Oh, yes, absolutely, but it’s not because of a goddess! The Horned God of Wicca is also a hunter, as well as the lord of death. My archery—and my pursuit of traditional bowhunting—is a devotional practice to him. I had a very troubled relationship with men, collectively, after getting out of an abusive relationship in my twenties. A lot of people turn to our Goddess for comfort and healing—and she certainly provides that—but she’s only half the story. I needed to fix some very deep internal hang-ups in order to move forward in my Craft. The thing the Horned God and I had in common was a love for the woods and for animals, so I started there. Going deeper, I felt called to explore that connection through hunting deer. I haven’t made my own kill yet (shooting with a longbow and wooden arrows isn’t like using a rifle, or even a compound bow…our success rates are much lower, and I’m still a noob), but this had absolutely been a spiritual experience. It’s also brought me much more in tune with both the natural landscape and the culture of where I live. I’m a Southerner by transplant, and I was resistant to that.

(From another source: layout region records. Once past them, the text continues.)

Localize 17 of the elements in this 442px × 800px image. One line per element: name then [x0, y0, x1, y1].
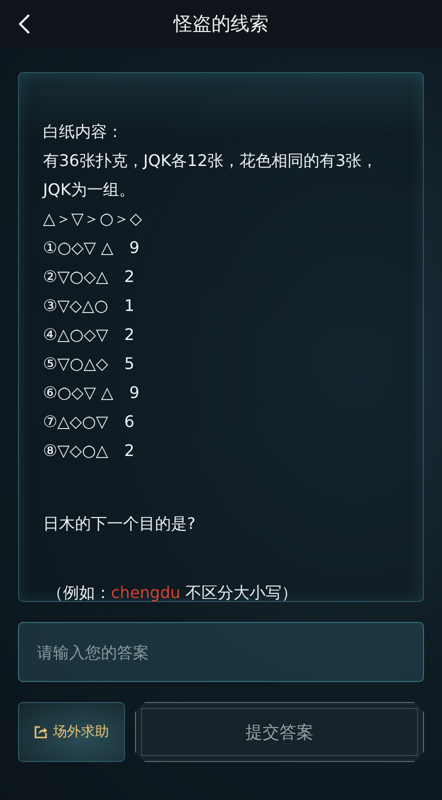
- clue-text: ⑥○◇▽ △ 9: [43, 382, 140, 404]
- help-button[interactable]: 场外求助: [18, 702, 125, 762]
- share-icon: [34, 725, 48, 739]
- clue-text: ①○◇▽ △ 9: [43, 237, 140, 259]
- clue-text: ⑦△◇○▽ 6: [43, 411, 136, 433]
- clue-text: ②▽○◇△ 2: [43, 266, 136, 288]
- clue-text: ④△○◇▽ 2: [43, 324, 136, 346]
- answer-field[interactable]: 请输入您的答案: [18, 622, 424, 682]
- clue-text: ⑤▽○△◇ 5: [43, 353, 136, 375]
- clue-text: 有36张扑克，JQK各12张，花色相同的有3张，JQK为一组。: [43, 150, 379, 201]
- hint-text: （例如：chengdu 不区分大小写）: [46, 582, 298, 604]
- clue-text: ③▽◇△○ 1: [43, 295, 136, 317]
- clue-text: △＞▽＞○＞◇: [43, 208, 143, 230]
- clue-text: 白纸内容：: [43, 121, 124, 143]
- clue-text: ⑧▽◇○△ 2: [43, 440, 136, 462]
- question-text: 日木的下一个目的是?: [43, 513, 196, 535]
- page-title: 怪盗的线索: [174, 12, 268, 37]
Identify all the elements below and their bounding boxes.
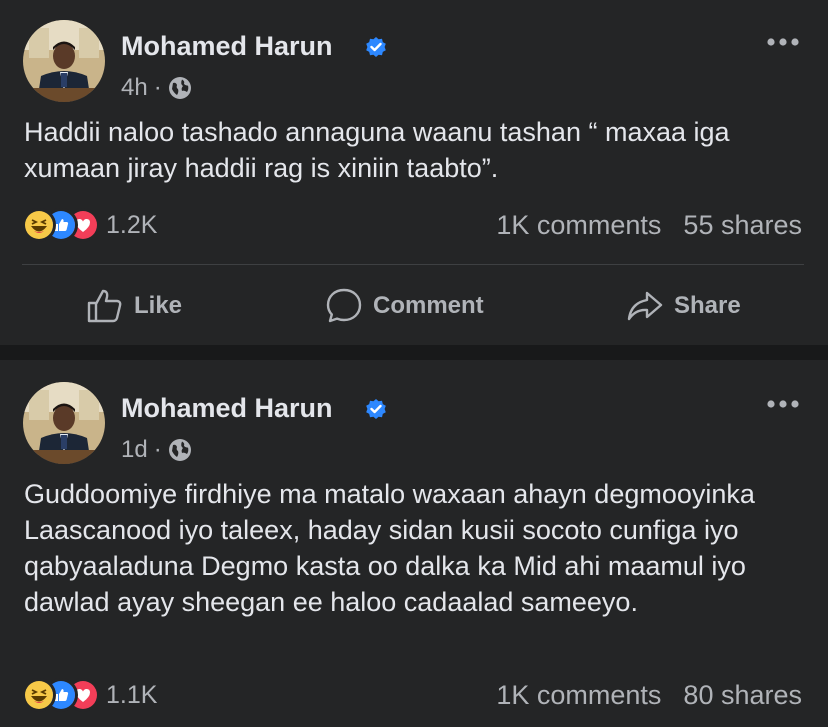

But I’ve been here almost half my life now, and it was time to start embracing this place. Hunting is a big part of rural Southern life, and it’s actually critical to this ecosystem now. I’m a lot happier, and it’s really done a lot to repair my relationship with men.

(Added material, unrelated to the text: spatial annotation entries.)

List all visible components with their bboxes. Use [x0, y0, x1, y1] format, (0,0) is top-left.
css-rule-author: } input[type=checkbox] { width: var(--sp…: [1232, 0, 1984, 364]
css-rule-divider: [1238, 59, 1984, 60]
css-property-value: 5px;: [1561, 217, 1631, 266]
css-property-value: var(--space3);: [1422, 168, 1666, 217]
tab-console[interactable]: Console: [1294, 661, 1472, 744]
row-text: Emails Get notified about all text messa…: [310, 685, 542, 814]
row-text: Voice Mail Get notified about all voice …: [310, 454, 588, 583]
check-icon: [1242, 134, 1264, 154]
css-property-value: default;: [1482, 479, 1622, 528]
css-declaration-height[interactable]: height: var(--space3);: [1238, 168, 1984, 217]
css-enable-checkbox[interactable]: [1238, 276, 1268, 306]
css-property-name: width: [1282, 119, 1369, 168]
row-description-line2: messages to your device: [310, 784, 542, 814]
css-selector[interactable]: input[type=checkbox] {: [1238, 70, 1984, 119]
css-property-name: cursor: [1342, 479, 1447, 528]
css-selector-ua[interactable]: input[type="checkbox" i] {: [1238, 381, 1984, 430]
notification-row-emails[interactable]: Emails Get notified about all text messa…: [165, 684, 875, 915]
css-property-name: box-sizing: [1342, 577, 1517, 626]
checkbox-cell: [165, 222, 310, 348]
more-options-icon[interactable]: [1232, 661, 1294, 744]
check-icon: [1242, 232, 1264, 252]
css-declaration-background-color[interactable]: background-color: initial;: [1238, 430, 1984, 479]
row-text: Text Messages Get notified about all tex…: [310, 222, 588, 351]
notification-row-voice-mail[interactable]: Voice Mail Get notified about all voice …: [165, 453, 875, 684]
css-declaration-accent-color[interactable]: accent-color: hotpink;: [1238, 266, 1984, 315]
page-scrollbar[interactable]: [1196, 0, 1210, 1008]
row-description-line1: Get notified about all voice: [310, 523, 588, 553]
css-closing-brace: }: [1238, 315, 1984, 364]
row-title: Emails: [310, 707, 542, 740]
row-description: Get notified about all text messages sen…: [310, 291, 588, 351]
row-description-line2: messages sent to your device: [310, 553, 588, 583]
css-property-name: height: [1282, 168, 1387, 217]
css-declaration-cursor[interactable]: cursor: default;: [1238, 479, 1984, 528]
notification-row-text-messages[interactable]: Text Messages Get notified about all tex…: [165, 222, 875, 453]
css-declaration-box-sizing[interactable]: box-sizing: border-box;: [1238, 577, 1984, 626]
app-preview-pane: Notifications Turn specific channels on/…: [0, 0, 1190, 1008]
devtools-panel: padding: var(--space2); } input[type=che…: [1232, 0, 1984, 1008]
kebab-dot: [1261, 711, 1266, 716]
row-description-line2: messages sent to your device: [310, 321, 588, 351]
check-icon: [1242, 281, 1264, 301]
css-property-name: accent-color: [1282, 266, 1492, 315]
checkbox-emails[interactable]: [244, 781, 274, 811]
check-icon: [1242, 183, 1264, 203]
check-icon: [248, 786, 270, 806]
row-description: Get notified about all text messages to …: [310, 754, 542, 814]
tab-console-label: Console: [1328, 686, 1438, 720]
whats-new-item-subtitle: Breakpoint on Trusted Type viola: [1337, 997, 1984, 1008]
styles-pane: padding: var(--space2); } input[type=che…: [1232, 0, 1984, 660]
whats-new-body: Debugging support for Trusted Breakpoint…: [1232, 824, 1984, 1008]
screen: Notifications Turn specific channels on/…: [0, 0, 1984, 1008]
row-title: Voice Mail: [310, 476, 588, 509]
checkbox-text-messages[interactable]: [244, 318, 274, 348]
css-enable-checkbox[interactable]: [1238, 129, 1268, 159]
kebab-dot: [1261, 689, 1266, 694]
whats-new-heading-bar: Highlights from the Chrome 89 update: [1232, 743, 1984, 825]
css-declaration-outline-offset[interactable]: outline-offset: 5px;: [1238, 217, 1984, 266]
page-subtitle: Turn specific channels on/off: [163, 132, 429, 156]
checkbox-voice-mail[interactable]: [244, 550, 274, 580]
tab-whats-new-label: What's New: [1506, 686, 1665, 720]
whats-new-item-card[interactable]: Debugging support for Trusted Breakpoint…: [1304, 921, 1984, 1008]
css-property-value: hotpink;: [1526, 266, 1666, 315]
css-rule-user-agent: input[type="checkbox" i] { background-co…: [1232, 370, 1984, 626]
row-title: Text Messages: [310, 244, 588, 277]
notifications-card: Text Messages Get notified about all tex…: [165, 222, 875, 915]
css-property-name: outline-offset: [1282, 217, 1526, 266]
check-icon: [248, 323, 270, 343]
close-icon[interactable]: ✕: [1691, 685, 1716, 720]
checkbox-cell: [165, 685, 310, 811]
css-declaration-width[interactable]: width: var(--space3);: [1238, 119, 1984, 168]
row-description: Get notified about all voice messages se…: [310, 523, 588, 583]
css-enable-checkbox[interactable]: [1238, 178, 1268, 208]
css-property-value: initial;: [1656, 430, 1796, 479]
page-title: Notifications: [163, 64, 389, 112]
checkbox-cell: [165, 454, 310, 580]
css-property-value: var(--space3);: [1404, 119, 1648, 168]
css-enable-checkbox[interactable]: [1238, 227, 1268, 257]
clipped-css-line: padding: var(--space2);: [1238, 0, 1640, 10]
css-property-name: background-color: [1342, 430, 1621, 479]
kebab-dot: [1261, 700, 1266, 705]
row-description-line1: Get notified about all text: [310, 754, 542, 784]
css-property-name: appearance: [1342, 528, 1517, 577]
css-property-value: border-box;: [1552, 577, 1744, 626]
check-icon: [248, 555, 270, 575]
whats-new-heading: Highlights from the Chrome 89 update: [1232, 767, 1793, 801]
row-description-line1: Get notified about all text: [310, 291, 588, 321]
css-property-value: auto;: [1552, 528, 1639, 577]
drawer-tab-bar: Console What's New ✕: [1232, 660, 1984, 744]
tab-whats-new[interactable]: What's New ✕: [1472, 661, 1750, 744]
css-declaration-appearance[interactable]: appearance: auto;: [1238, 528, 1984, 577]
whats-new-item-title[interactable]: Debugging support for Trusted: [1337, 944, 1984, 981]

You are also a tarot reader, and I would guess from what I’ve read of your work, that it’s your preferred method of divination. What do you feel makes Tarot so insightful and powerful as a tool of divination and reflection?

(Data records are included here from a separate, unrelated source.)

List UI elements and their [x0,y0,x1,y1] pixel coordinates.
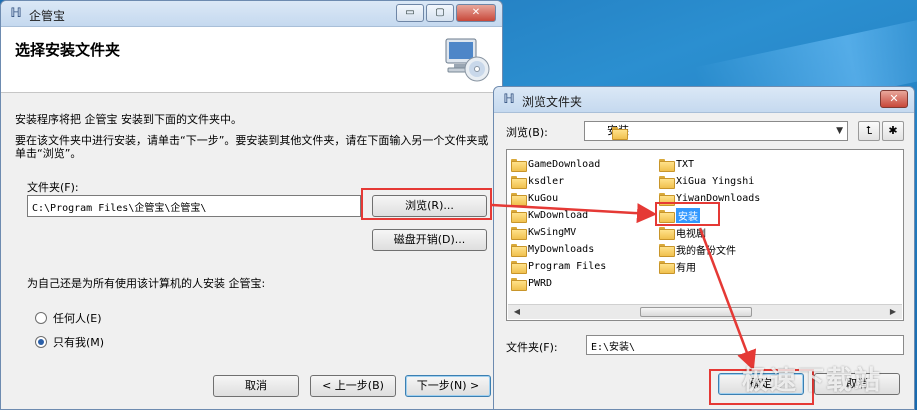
list-item[interactable]: PWRD [511,275,552,291]
folder-name: KwSingMV [528,226,577,238]
highlight-selected-folder [655,202,720,226]
folder-icon [511,243,527,257]
folder-icon [659,226,675,240]
radio-only-me-circle[interactable] [35,336,47,348]
back-button[interactable]: < 上一步(B) [310,375,396,397]
folder-icon [659,175,675,189]
folder-icon [511,277,527,291]
close-button[interactable]: ✕ [456,4,496,22]
scrollbar-thumb[interactable] [640,307,752,317]
radio-only-me[interactable]: 只有我(M) [35,334,104,350]
folder-list[interactable]: GameDownload ksdler KuGou KwDownload KwSingM… [506,149,904,321]
installer-title: 企管宝 [29,9,66,23]
installer-titlebar[interactable]: ℍ 企管宝 ▭ ▢ ✕ [1,1,502,27]
new-folder-icon: ✱ [888,124,898,137]
radio-anyone-label: 任何人(E) [53,312,102,325]
folder-icon [511,209,527,223]
page-title: 选择安装文件夹 [15,41,121,59]
folder-name: PWRD [528,277,553,289]
maximize-button[interactable]: ▢ [426,4,454,22]
browse-close-button[interactable]: ✕ [880,90,908,108]
list-item[interactable]: MyDownloads [511,241,594,257]
browse-title: 浏览文件夹 [522,95,583,109]
list-item[interactable]: KuGou [511,190,558,206]
chevron-down-icon[interactable]: ▼ [836,122,843,140]
watermark: 极速下载站 [742,366,883,396]
intro-text: 安装程序将把 企管宝 安装到下面的文件夹中。 [15,113,242,126]
folder-name: XiGua Yingshi [676,175,755,187]
folder-icon [511,226,527,240]
list-item[interactable]: 我的备份文件 [659,241,736,257]
folder-icon [659,260,675,274]
up-folder-icon: ⮤ [865,124,873,137]
folder-icon [659,243,675,257]
folder-icon [511,192,527,206]
radio-anyone[interactable]: 任何人(E) [35,310,102,326]
install-path-input[interactable]: C:\Program Files\企管宝\企管宝\ [27,195,361,217]
folder-name: 我的备份文件 [676,245,736,257]
up-folder-button[interactable]: ⮤ [858,121,880,141]
browse-folder-label: 文件夹(F): [506,341,558,354]
next-button[interactable]: 下一步(N) > [405,375,491,397]
folder-icon [511,260,527,274]
scroll-left-icon[interactable]: ◀ [510,306,524,318]
look-in-dropdown[interactable]: 安装 ▼ [584,121,848,141]
folder-name: 电视剧 [676,228,706,240]
folder-name: GameDownload [528,158,601,170]
highlight-browse-button [361,188,492,220]
radio-only-me-label: 只有我(M) [53,336,105,349]
folder-icon [511,158,527,172]
list-item[interactable]: KwDownload [511,207,588,223]
folder-icon [511,175,527,189]
browse-titlebar[interactable]: ℍ 浏览文件夹 ✕ [494,87,914,113]
list-item[interactable]: 电视剧 [659,224,706,240]
list-item[interactable]: Program Files [511,258,606,274]
folder-name: 有用 [676,262,696,274]
folder-icon [659,158,675,172]
dialog-icon: ℍ [503,92,515,107]
folder-name: MyDownloads [528,243,595,255]
look-in-label: 浏览(B): [506,126,548,139]
cancel-button[interactable]: 取消 [213,375,299,397]
disk-cost-button[interactable]: 磁盘开销(D)... [372,229,487,251]
list-item[interactable]: ksdler [511,173,564,189]
app-icon: ℍ [10,6,22,21]
folder-name: Program Files [528,260,607,272]
list-item[interactable]: KwSingMV [511,224,576,240]
horizontal-scrollbar[interactable]: ◀ ▶ [508,304,902,319]
instruction-text: 要在该文件夹中进行安装，请单击“下一步”。要安装到其他文件夹，请在下面输入另一个… [15,134,489,160]
browse-path-input[interactable]: E:\安装\ [586,335,904,355]
folder-name: KuGou [528,192,559,204]
scroll-right-icon[interactable]: ▶ [886,306,900,318]
folder-name: ksdler [528,175,565,187]
wizard-header: 选择安装文件夹 [1,27,502,93]
window-controls: ▭ ▢ ✕ [396,4,496,22]
minimize-button[interactable]: ▭ [396,4,424,22]
install-scope-label: 为自己还是为所有使用该计算机的人安装 企管宝: [27,277,266,290]
computer-cd-icon [445,38,490,82]
new-folder-button[interactable]: ✱ [882,121,904,141]
folder-name: KwDownload [528,209,589,221]
list-item[interactable]: TXT [659,156,694,172]
list-item[interactable]: GameDownload [511,156,600,172]
list-item[interactable]: XiGua Yingshi [659,173,754,189]
folder-name: TXT [676,158,695,170]
list-item[interactable]: 有用 [659,258,696,274]
radio-anyone-circle[interactable] [35,312,47,324]
folder-label: 文件夹(F): [27,181,79,194]
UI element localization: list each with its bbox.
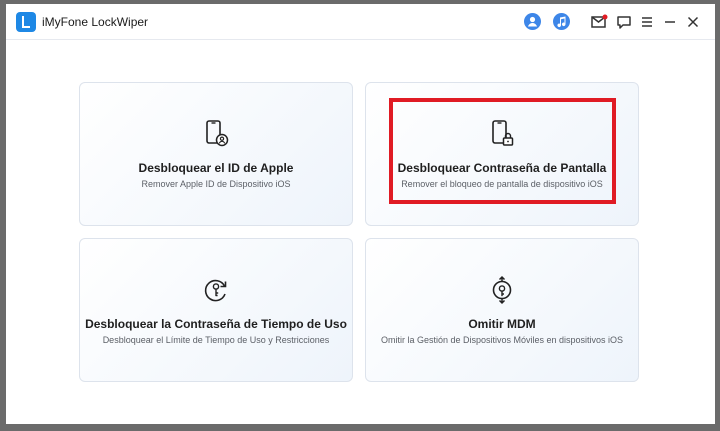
card-subtitle: Omitir la Gestión de Dispositivos Móvile… bbox=[380, 335, 624, 345]
minimize-icon[interactable] bbox=[660, 12, 680, 32]
highlight-box bbox=[389, 98, 616, 204]
unlock-apple-id-card[interactable]: Desbloquear el ID de Apple Remover Apple… bbox=[79, 82, 353, 226]
clock-key-icon bbox=[204, 279, 227, 302]
mail-icon[interactable] bbox=[589, 12, 609, 32]
bypass-mdm-card[interactable]: Omitir MDM Omitir la Gestión de Disposit… bbox=[365, 238, 639, 382]
music-icon[interactable] bbox=[553, 13, 570, 30]
card-title: Omitir MDM bbox=[468, 317, 536, 331]
card-title: Desbloquear el ID de Apple bbox=[138, 161, 294, 175]
card-subtitle: Desbloquear el Límite de Tiempo de Uso y… bbox=[102, 335, 330, 345]
phone-user-icon bbox=[206, 120, 229, 147]
close-icon[interactable] bbox=[683, 12, 703, 32]
user-icon[interactable] bbox=[524, 13, 541, 30]
menu-icon[interactable] bbox=[637, 12, 657, 32]
title-bar: iMyFone LockWiper bbox=[6, 4, 715, 40]
card-title: Desbloquear la Contraseña de Tiempo de U… bbox=[85, 317, 347, 331]
mdm-icon bbox=[492, 275, 512, 305]
app-title: iMyFone LockWiper bbox=[42, 15, 149, 29]
feedback-icon[interactable] bbox=[614, 12, 634, 32]
main-content: Desbloquear el ID de Apple Remover Apple… bbox=[6, 41, 715, 424]
app-logo-icon bbox=[16, 12, 36, 32]
unlock-screen-time-card[interactable]: Desbloquear la Contraseña de Tiempo de U… bbox=[79, 238, 353, 382]
app-window: iMyFone LockWiper Desbloquear el ID de A… bbox=[6, 4, 715, 424]
card-subtitle: Remover Apple ID de Dispositivo iOS bbox=[141, 179, 291, 189]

The thing I love most about tarot is that it embodies so much of Western esotericism as a whole. I’m Wiccan, but I see Wicca as fundamentally a Western magical tradition with Hermetic roots, not a nature religion. That’s just me. I’m a witch, but I’m also a magician and an occultist. With tarot, I get to be all of those things and nobody thinks it’s weird. Tarot has served as a path to studying other occult disciplines that many contemporary witches ignore: Qabalah, alchemy, astrology, and others. Tarot provides a framework for so much, especially the Smith-Waite deck, which is what I read with almost exclusively. Through studying tarot, the Golden Dawn and other ceremonial traditions felt more approachable. It’s like a common tongue, uniting all of these systems that on the surface don’t always seem like they have much in common.

If you could give young seekers of any form of Witchcraft only one piece of advice, what would it be?

The best piece of advice I can give is this: figure out who you are, and practice your own Craft. So many of us are secretly worried that we’re frauds, or doing it wrong, or missing something. There’s always more to learn, but if you get caught up in getting someone’s stamp of approval, you’ll miss the point. You’ll also end up being disappointed. No one has a monopoly. No one knows what they’re doing all the time. No one tradition has the secret to fixing your life. There will always be infighting. Every group has assholes. Any coven will break your heart at some point. So learn what you can, stay focused on what matters, and just practice witchcraft.

Lastly, anything we can look forward to from you in the near future? Any new books, projects, tours, events?

I’m working on a second book! Things are still sort of in the air right now, but I’ve promised Llewellyn something this fall. I’ve also got a collection of witchy short stories I’m working on, which has been a blast because I’ve never written fiction before. In the meantime, I’m doing some travel to lead discussions and workshops. I’ll be in Seattle in September at Swordsquatch, a historical European martial arts event, talking about swords in European magic, and I’m trying to get something on the books in October out in California. I work fulltime as a classroom teacher, and I try to avoid abandoning my kiddos to substitutes for extended periods, but I’m pretty flexible.